Yang menarik dari kasus ini adalah, terlepas dari histeria media virtual seputar kematian Nyonya
Muliaga dan perdebatan yang sangat mengarah pada simpati total dengan keluarga dan kecaman
terhadap Mercury Energy, opini publik terhadap kasus tersebut sebagian besar tetap seimbang.
Awalnya, tanggapan pembaca terhadap liputan surat kabar membahas tanggung jawab keluarga,
mempertanyakan mengapa ambulans tidak dipanggil sebelumnya. Jajak pendapat lain yang
diadakan sebulan setelah berita itu pecah menemukan bahwa 40 persen responden masih percaya
tanggung jawab ada pada keluarga, sementara hanya 22 persen yang menganggap Mercury Energy
bertanggung jawab atas kematian Nyonya Muliaga.

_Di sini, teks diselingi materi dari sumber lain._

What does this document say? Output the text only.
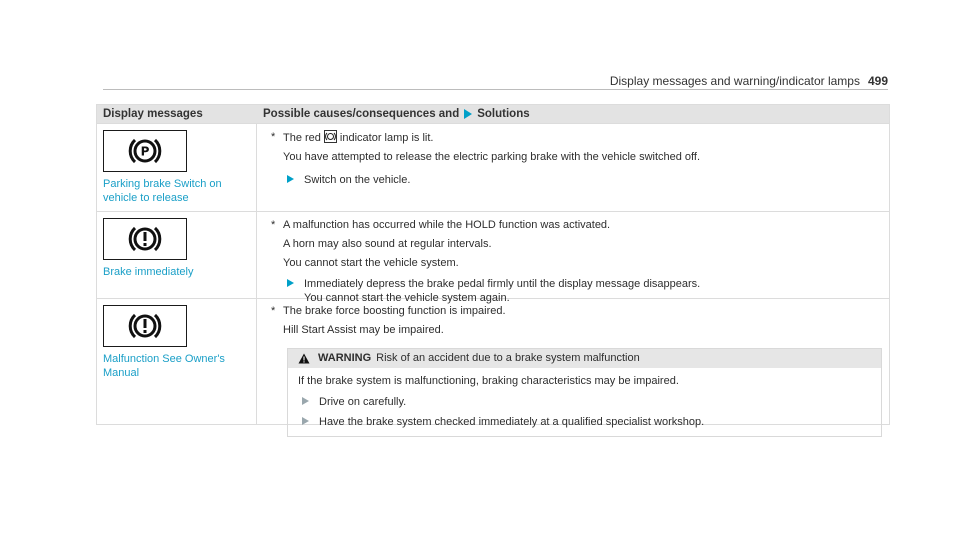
Display messages and warning/indicator lamps 499
Display messages	Possible causes/consequences and Solutions
P
Parking brake Switch on
vehicle to release
* The red indicator lamp is lit.
You have attempted to release the electric parking brake with the vehicle switched off.
Switch on the vehicle.
Brake immediately
* A malfunction has occurred while the HOLD function was activated.
A horn may also sound at regular intervals.
You cannot start the vehicle system.
Immediately depress the brake pedal firmly until the display message disappears.
You cannot start the vehicle system again.
Malfunction See Owner's
Manual
* The brake force boosting function is impaired.
Hill Start Assist may be impaired.
WARNING Risk of an accident due to a brake system malfunction
If the brake system is malfunctioning, braking characteristics may be impaired.
Drive on carefully.
Have the brake system checked immediately at a qualified specialist workshop.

Namun, jelas bahwa Mercury Energy melakukan beberapa kesalahan dalam pendekatannya
terhadap krisis ini. Perusahaan meraba-raba melalui minggu pertama cobaan berat, membuat
kesalahan serius dalam pendekatannya, dimulai dengan pernyataan pengalihan menyalahkan
publik, dengan kurangnya kepemimpinan yang jelas dan mengundang kritik politik. Kasus ini
mencontohkan kebutuhan perusahaan untuk bersiap menghadapi krisis dan memiliki kebijakan
dan protokol untuk berkomunikasi dengan pemangku kepentingan mereka dan publik sejak awal
insiden untuk menceritakan semuanya, menceritakannya dengan cepat dan mengatakannya dengan
jujur dan yang lebih penting, untuk menanggapi pada tingkat manusia.